Namun, secara teori ia bisa masuk, tetapi ia lebih memilih menunggu Bunga Alam Mayat mekar sebelum masuk.
Terutama untuk keselamatan.
Apa sebenarnya yang terjadi dengan Bunga Alam Mayat, ia sendiri pun tidak tahu sekarang.
Apakah masuk akan berbahaya, ia tidak bisa menjaminnya.
Ia khawatir mudah untuk masuk, tetapi sulit untuk keluar.
Kemudian ia memasuki Menara Tanpa Hukum.
Kali ini narapidana itu bukan di tingkat kelima.
Untungnya, Yinsha ada di bawah.
“Adik Jiang ingin bertemu orang itu?” Yinsha agak terkejut: “Adik, orang itu bukan orang lemah.”
Jiang Hao mengangguk: “Aku tahu, itu Ketua Sekte Bai yang memintaku datang ke sini.”
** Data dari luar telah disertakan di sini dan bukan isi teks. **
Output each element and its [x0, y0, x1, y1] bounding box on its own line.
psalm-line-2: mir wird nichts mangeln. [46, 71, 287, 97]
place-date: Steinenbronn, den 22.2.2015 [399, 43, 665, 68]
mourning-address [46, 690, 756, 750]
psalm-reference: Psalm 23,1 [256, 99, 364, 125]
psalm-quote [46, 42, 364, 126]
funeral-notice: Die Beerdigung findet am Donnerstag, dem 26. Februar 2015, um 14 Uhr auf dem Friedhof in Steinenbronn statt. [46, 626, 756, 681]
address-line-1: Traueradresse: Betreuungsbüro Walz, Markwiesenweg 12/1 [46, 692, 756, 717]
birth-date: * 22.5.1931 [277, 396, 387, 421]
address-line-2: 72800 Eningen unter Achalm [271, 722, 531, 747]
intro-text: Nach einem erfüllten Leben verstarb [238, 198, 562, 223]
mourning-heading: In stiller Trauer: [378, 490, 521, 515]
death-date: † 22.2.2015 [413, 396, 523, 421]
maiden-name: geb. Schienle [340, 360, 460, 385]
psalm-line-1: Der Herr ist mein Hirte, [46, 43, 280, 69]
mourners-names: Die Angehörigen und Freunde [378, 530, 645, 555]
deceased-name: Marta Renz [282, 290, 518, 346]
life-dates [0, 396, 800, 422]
“Ah?” Yinsha agak tercengang, tetapi tetap mulai memimpin jalan.
“Apakah kita langsung ke tingkat lima?” Yinsha tiba-tiba bertanya.
Lagipula, di tingkat lima, Jiang Hao berkuasa, di tingkat lain, tidak begitu.
Pergi ke tingkat lima akan lebih memungkinkan kemampuannya untuk bersinar.
Jiang Hao tersenyum dan mengangguk: “Terima kasih, Kakak Senior.”
Setelah itu, Jiang Hao menunggu di tingkat lima.
Sebaiknya pertama-tama bertanya kepada Zhuang Yuzhen tentang Bunga Alam Mayat.
Melihat apakah ada informasi yang bisa didapatkan.
Saat dia masuk, semua orang mengucapkan selamat atas pernikahannya.
Dia menikah kemarin, dan di sini hari ini.